SimpleChatTC:SimpleProxy:XMLText: initial go

hanishkvc · hanishkvc · commit 2c995a42e6a9 · 2025-11-07T01:12:53.000+05:30
Take the existing urltext logic including its html parser and
strip it out to be simpler.
diff --git a/tools/server/public_simplechat/local.tools/simpleproxy.py b/tools/server/public_simplechat/local.tools/simpleproxy.py
@@ -49,6 +49,7 @@
 gConfigNeeded = [ '--allowed.schemes', '--allowed.domains', '--bearer.insecure' ]
 
 gAllowedCalls = {
+    "xmltext": [],
     "urltext": [],
     "urlraw": [],
     "pdftext": [ "pypdf" ]
@@ -139,6 +140,8 @@ def do_GET(self):
                 self.auth_and_run(pr, mWeb.handle_urlraw)
             case '/urltext':
                 self.auth_and_run(pr, mWeb.handle_urltext)
+            case '/xmltext':
+                self.auth_and_run(pr, mWeb.handle_xmltext)
             case '/pdftext':
                 self.auth_and_run(pr, mPdf.handle_pdftext)
             case '/aum':
diff --git a/tools/server/public_simplechat/local.tools/webmagic.py b/tools/server/public_simplechat/local.tools/webmagic.py
@@ -216,3 +216,78 @@ def handle_urltext(ph: 'ProxyHandler', pr: urllib.parse.ParseResult):
         debug.dump({ 'RawText': 'yes', 'StrippedText': 'yes' }, { 'RawText': textHtml.text, 'StrippedText': textHtml.get_stripped_text() })
     except Exception as exc:
         ph.send_error(502, f"WARN:UrlTextFailed:{exc}")
+
+
+class TextXMLParser(html.parser.HTMLParser):
+    """
+    A simple minded logic used to strip xml content of
+    * all the xml tags as well as
+    * all the contents belonging to below predefined tags like guid, enclosure, ...
+
+    * this works properly only if the xml being processed has proper opening and ending tags
+    around the area of interest.
+
+    This helps return a relatively clean textual representation of the xml file/content being parsed.
+    """
+
+    def __init__(self, tagDrops: list[str]):
+        super().__init__()
+        self.tagDrops = tagDrops
+        print(f"DBUG:TextXMLParser:{self.tagDrops}")

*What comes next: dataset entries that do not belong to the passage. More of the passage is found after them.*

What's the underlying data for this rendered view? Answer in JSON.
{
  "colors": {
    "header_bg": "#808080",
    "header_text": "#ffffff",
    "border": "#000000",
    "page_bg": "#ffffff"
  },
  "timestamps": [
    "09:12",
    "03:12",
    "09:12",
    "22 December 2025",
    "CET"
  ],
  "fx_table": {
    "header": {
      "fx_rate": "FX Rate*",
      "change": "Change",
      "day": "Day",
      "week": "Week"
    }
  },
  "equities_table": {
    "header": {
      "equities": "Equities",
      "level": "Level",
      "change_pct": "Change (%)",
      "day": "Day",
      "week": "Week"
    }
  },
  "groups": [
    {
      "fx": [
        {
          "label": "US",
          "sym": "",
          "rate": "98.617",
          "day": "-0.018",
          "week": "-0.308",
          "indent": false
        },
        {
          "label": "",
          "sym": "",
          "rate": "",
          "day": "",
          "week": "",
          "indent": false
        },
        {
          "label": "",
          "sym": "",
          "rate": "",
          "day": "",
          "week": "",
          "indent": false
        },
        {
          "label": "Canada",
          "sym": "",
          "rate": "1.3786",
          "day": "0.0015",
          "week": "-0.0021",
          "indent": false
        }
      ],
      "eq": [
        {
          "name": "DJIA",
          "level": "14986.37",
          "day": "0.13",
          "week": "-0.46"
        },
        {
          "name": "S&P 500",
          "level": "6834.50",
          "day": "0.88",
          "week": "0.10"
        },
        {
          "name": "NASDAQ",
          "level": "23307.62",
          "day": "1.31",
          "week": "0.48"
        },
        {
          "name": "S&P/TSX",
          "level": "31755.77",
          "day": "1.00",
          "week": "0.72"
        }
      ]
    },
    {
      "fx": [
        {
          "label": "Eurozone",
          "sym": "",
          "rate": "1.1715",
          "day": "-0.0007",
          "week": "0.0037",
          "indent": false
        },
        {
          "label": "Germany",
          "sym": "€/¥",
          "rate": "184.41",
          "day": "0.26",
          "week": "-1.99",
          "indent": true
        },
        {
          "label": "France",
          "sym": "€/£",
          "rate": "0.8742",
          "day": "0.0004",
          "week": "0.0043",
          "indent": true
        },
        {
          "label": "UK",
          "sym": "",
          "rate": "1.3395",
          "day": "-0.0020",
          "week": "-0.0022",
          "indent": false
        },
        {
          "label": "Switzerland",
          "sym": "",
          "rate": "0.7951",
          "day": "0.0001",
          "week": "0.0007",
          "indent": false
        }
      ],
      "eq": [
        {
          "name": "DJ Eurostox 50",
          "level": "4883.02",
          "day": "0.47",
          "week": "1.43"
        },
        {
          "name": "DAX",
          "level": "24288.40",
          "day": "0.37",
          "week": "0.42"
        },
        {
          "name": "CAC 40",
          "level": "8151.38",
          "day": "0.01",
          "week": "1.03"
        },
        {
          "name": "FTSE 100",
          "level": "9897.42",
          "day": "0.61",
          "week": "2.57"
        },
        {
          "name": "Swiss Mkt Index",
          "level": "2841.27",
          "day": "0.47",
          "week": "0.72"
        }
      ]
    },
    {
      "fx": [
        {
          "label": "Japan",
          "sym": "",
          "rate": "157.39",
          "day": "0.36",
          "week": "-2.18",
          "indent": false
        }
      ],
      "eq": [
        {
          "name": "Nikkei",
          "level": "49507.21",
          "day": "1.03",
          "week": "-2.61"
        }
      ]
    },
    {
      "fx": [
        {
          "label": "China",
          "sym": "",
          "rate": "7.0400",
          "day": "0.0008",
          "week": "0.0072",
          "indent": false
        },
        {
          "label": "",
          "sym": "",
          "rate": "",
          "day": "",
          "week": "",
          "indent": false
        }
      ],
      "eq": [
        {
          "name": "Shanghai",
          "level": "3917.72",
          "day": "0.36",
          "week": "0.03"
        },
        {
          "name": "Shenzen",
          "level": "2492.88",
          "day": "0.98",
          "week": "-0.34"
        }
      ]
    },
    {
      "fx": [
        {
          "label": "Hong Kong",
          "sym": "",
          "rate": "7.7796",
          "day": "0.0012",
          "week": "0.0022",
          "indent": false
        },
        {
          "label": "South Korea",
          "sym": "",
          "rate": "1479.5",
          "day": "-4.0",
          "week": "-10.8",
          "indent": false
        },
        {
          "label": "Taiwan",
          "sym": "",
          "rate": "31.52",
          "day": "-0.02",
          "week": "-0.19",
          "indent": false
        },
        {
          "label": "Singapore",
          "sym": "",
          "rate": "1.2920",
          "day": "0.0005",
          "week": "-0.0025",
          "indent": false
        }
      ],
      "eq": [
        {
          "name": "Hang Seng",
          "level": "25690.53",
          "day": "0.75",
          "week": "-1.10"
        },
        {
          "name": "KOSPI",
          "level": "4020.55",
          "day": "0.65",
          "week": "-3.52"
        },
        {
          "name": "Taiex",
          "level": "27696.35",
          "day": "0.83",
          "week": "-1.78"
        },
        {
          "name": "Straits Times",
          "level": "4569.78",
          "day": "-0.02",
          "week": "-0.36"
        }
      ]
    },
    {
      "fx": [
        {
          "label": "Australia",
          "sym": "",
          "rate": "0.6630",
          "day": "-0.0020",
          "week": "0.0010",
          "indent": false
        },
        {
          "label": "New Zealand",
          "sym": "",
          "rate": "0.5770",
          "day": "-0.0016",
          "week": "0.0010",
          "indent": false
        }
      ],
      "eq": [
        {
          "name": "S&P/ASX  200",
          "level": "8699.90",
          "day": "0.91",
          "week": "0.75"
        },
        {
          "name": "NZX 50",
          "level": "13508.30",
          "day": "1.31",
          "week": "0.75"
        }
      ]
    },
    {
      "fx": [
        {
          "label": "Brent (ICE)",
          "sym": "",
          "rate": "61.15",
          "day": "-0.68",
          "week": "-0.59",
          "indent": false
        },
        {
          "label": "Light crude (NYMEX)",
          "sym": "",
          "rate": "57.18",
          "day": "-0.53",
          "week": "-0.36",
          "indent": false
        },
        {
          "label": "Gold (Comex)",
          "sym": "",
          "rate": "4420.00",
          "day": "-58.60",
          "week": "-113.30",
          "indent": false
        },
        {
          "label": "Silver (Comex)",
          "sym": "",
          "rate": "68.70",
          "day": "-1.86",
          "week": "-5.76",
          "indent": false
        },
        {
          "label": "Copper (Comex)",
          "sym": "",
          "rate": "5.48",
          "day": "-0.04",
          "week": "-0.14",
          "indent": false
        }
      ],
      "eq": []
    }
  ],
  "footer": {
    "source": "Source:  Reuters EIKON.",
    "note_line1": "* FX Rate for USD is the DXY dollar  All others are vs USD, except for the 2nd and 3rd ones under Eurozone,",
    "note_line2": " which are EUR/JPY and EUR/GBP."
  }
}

+        self.insideTagDrops = {
+        }
+        for tag in tagDrops:
+            self.insideTagDrops[tag] = False
+        self.bCapture = False
+        self.text = ""
+        self.prefix = ""
+
+    def do_capture(self):
+        """
+        Helps decide whether to capture contents or discard them.
+        """
+        for tag in self.tagDrops:
+            if self.insideTagDrops[tag]:
+                return False
+        return True
+
+    def handle_starttag(self, tag: str, attrs: list[tuple[str, str | None]]):
+        self.prefix += " "
+        if tag in self.tagDrops:
+            self.insideTagDrops[tag] = True
+
+    def handle_endtag(self, tag: str):
+        self.prefix = self.prefix[:-1]
+        if tag in self.tagDrops:
+            self.insideTagDrops[tag] = False
+
+    def handle_data(self, data: str):
+        if self.do_capture():
+            self.text += f"{self.prefix}{data}\n"
+
+
+def handle_xmltext(ph: 'ProxyHandler', pr: urllib.parse.ParseResult):
+    try:
+        # Get requested url
+        got = handle_urlreq(ph, pr, "HandleXMLText")

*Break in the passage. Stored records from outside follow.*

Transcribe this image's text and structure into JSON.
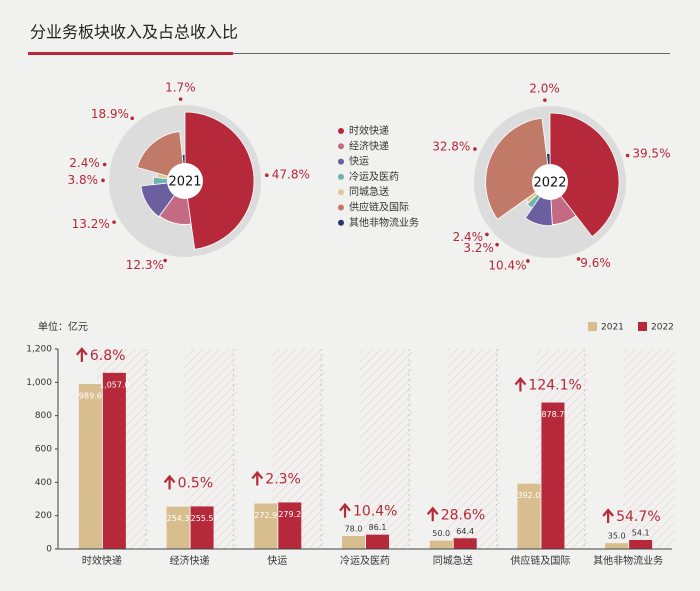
{
  "title": "分业务板块收入及占总收入比",
  "chart_data": [
    {
      "type": "pie",
      "title": "2021",
      "categories": [
        "时效快递",
        "经济快递",
        "快运",
        "冷运及医药",
        "同城急送",
        "供应链及国际",
        "其他非物流业务"
      ],
      "colors": [
        "#b5293a",
        "#c46a82",
        "#6b5fa0",
        "#6fb3b0",
        "#e2c78e",
        "#c27a68",
        "#26386b"
      ],
      "values": [
        47.8,
        12.3,
        13.2,
        3.8,
        2.4,
        18.9,
        1.7
      ],
      "value_labels": [
        "47.8%",
        "12.3%",
        "13.2%",
        "3.8%",
        "2.4%",
        "18.9%",
        "1.7%"
      ]
    },
    {
      "type": "pie",
      "title": "2022",
      "values": [
        39.5,
        9.6,
        10.4,
        3.2,
        2.4,
        32.8,
        2.0
      ],
      "value_labels": [
        "39.5%",
        "9.6%",
        "10.4%",
        "3.2%",
        "2.4%",
        "32.8%",
        "2.0%"
      ]
    },
    {
      "type": "bar",
      "y_label": "单位：亿元",
      "categories": [
        "时效快递",
        "经济快递",
        "快运",
        "冷运及医药",
        "同城急送",
        "供应链及国际",
        "其他非物流业务"
      ],
      "series": [
        {
          "name": "2021",
          "color": "#d8bd8f",
          "values": [
            989.6,
            254.3,
            272.9,
            78.0,
            50.0,
            392.0,
            35.0
          ],
          "value_labels": [
            "989.6",
            "254.3",
            "272.9",
            "78.0",
            "50.0",
            "392.0",
            "35.0"
          ]
        },
        {
          "name": "2022",
          "color": "#b5293a",
          "values": [
            1057.0,
            255.5,
            279.2,
            86.1,
            64.4,
            878.7,
            54.1
          ],
          "value_labels": [
            "1,057.0",
            "255.5",
            "279.2",
            "86.1",
            "64.4",
            "878.7",
            "54.1"
          ]
        }
      ],
      "growth": {
        "values": [
          6.8,
          0.5,
          2.3,
          10.4,
          28.6,
          124.1,
          54.7
        ],
        "value_labels": [
          "6.8%",
          "0.5%",
          "2.3%",
          "10.4%",
          "28.6%",
          "124.1%",
          "54.7%"
        ]
      },
      "ylim": [
        0,
        1200
      ],
      "yticks": [
        0,
        200,
        400,
        600,
        800,
        {
          "value": 1000,
          "label": "1,000"
        },
        {
          "value": 1200,
          "label": "1,200"
        }
      ]
    }
  ]
}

+        if not got.callOk:
+            ph.send_error(got.httpStatus, got.httpStatusMsg)
+            return
+        # Extract Text
+        tagDrops = ph.headers.get('xmltext-tag-drops')
+        if not tagDrops:
+            tagDrops = []
+        else:
+            tagDrops = cast(list[str], json.loads(tagDrops))
+        textXML = TextXMLParser(tagDrops)
+        textXML.feed(got.contentData)
+        # Send back to client
+        ph.send_response(got.httpStatus)
+        ph.send_header('Content-Type', got.contentType)
+        # Add CORS for browser fetch, just in case
+        ph.send_header('Access-Control-Allow-Origin', '*')
+        ph.end_headers()
+        ph.wfile.write(textXML.text.encode('utf-8'))
+        debug.dump({ 'RawText': 'yes', 'StrippedText': 'yes' }, { 'RawText': textXML.text })
+    except Exception as exc:
+        ph.send_error(502, f"WARN:XMLTextFailed:{exc}")